The reply was also high-pitched but too full of clicking sibilants to make sense to him, but it was enough to make Keilin begin to retreat.

The Patrician spoke again. His girlish lisping voice, usually so haughty, actually trembled. "I have ordered treble guardth on the wallth and fourfold on the gateth. Thereth patrolth on the coatht roadth. The caravanth have been thtopped. No thips will thail. You can't put your," he hesitated, "men on the gateth. The people would get to hear of it and . . . they'd revolt. I couldn't thtop them. They fear you more than death itthelf!"

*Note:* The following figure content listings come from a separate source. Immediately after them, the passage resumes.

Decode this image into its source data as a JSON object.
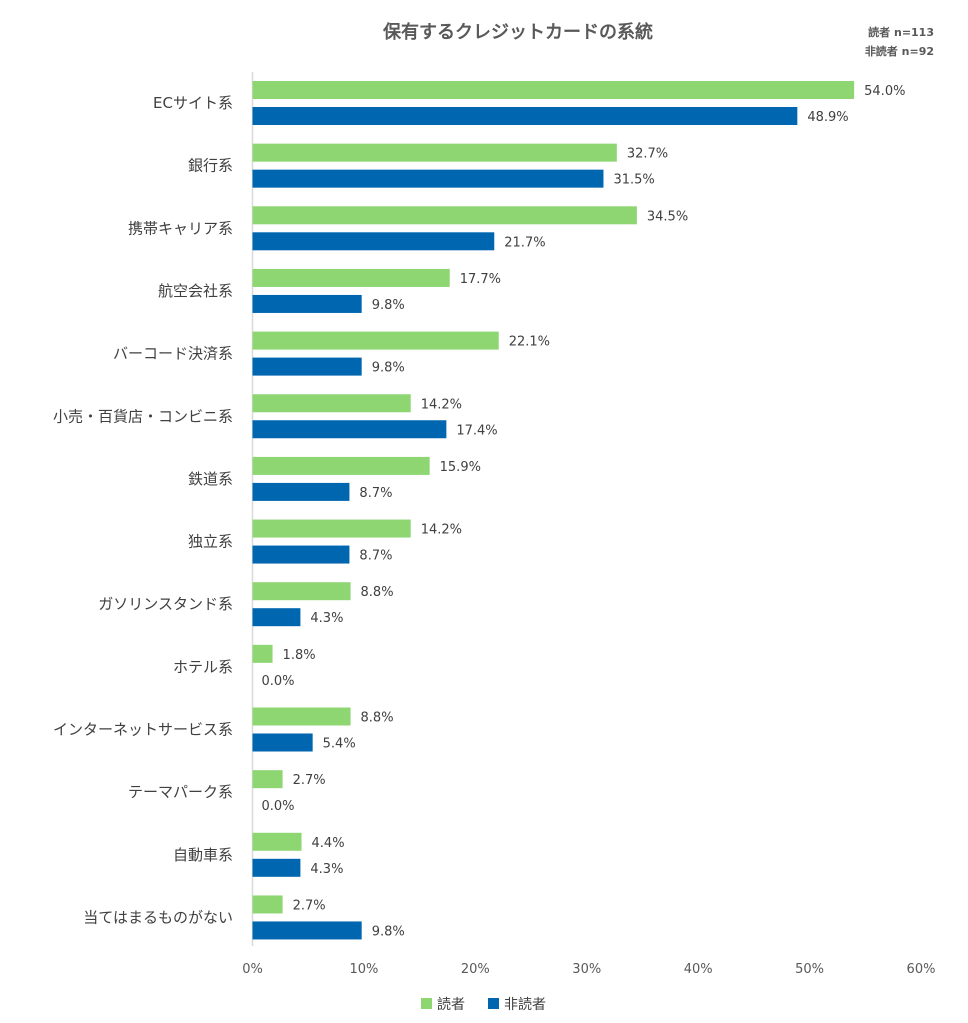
{
  "chart_data": {
    "type": "bar",
    "orientation": "horizontal",
    "title": "保有するクレジットカードの系統",
    "annotations": [
      "読者 n=113",
      "非読者 n=92"
    ],
    "categories": [
      "ECサイト系",
      "銀行系",
      "携帯キャリア系",
      "航空会社系",
      "バーコード決済系",
      "小売・百貨店・コンビニ系",
      "鉄道系",
      "独立系",
      "ガソリンスタンド系",
      "ホテル系",
      "インターネットサービス系",
      "テーマパーク系",
      "自動車系",
      "当てはまるものがない"
    ],
    "series": [
      {
        "name": "読者",
        "color": "#8DD672",
        "values": [
          54.0,
          32.7,
          34.5,
          17.7,
          22.1,
          14.2,
          15.9,
          14.2,
          8.8,
          1.8,
          8.8,
          2.7,
          4.4,
          2.7
        ]
      },
      {
        "name": "非読者",
        "color": "#0066B0",
        "values": [
          48.9,
          31.5,
          21.7,
          9.8,
          9.8,
          17.4,
          8.7,
          8.7,
          4.3,
          0.0,
          5.4,
          0.0,
          4.3,
          9.8
        ]
      }
    ],
    "xlim": [
      0,
      60
    ],
    "xticks": [
      "0%",
      "10%",
      "20%",
      "30%",
      "40%",
      "50%",
      "60%"
    ],
    "xlabel": "",
    "ylabel": "",
    "legend": "bottom",
    "grid": false
  }
}
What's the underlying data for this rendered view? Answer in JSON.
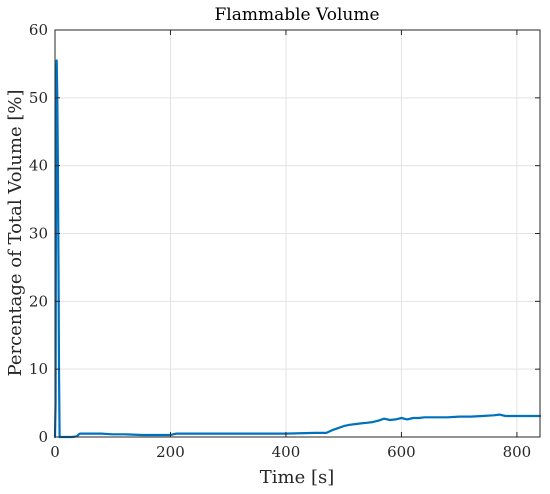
{
  "chart_data": {
    "type": "line",
    "title": "Flammable Volume",
    "xlabel": "Time [s]",
    "ylabel": "Percentage of Total Volume [%]",
    "xlim": [
      0,
      840
    ],
    "ylim": [
      0,
      60
    ],
    "xticks": [
      0,
      200,
      400,
      600,
      800
    ],
    "yticks": [
      0,
      10,
      20,
      30,
      40,
      50,
      60
    ],
    "grid": true,
    "line_color": "#0072BD",
    "series": [
      {
        "x": [
          0,
          1,
          2,
          3,
          4,
          5,
          6,
          7,
          8,
          10,
          12,
          15,
          20,
          30,
          38,
          40,
          43,
          46,
          50,
          60,
          80,
          100,
          120,
          150,
          180,
          200,
          210,
          250,
          300,
          350,
          400,
          450,
          470,
          480,
          490,
          500,
          510,
          520,
          530,
          540,
          550,
          560,
          570,
          580,
          590,
          600,
          610,
          620,
          630,
          640,
          660,
          680,
          700,
          720,
          740,
          760,
          770,
          780,
          800,
          820,
          840
        ],
        "y": [
          0,
          5,
          52,
          55.5,
          50,
          40,
          25,
          10,
          0,
          0,
          0,
          0,
          0,
          0,
          0.1,
          0.3,
          0.5,
          0.5,
          0.5,
          0.5,
          0.5,
          0.4,
          0.4,
          0.3,
          0.3,
          0.3,
          0.5,
          0.5,
          0.5,
          0.5,
          0.5,
          0.6,
          0.6,
          1.0,
          1.3,
          1.6,
          1.8,
          1.9,
          2.0,
          2.1,
          2.2,
          2.4,
          2.7,
          2.5,
          2.6,
          2.8,
          2.6,
          2.8,
          2.8,
          2.9,
          2.9,
          2.9,
          3.0,
          3.0,
          3.1,
          3.2,
          3.3,
          3.1,
          3.1,
          3.1,
          3.1
        ]
      }
    ]
  }
}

Keilin didn't wait for the reply. With infinite care he began to lower himself back down into the dark. He knew now why the Patrician had offered a reward for his capture. Fifteen years ago Port Tinarana had been flooded with a tide of terrified refugees from across the shallow sea. They were fleeing the Morkth and their zombielike troops. These refugee-settlers still made up the bulk of the Port's underclass. Mothers used tales of these Morkth to frighten their children into good behavior. Yet one of these awful creatures plainly had the city's overlord as its inferior partner. It was plain that the Morkth hunted him too.

Why? Why him? Vague fantasies, fuelled by his favorite books, of him being the lost true heir to some great kingdom flitted briefly through his head as he followed the filth stream into the dark. Regretfully he dismissed them. He knew perfectly well who his mother was, and who his father had been. Yes, they'd both claimed to be of Cru blood, but up north, according to his mother, every man and his damned donkey claimed that. Resolutely he put the thoughts away from him and followed the flow of liquid and semisolid dreck. Eventually it had to come out somewhere.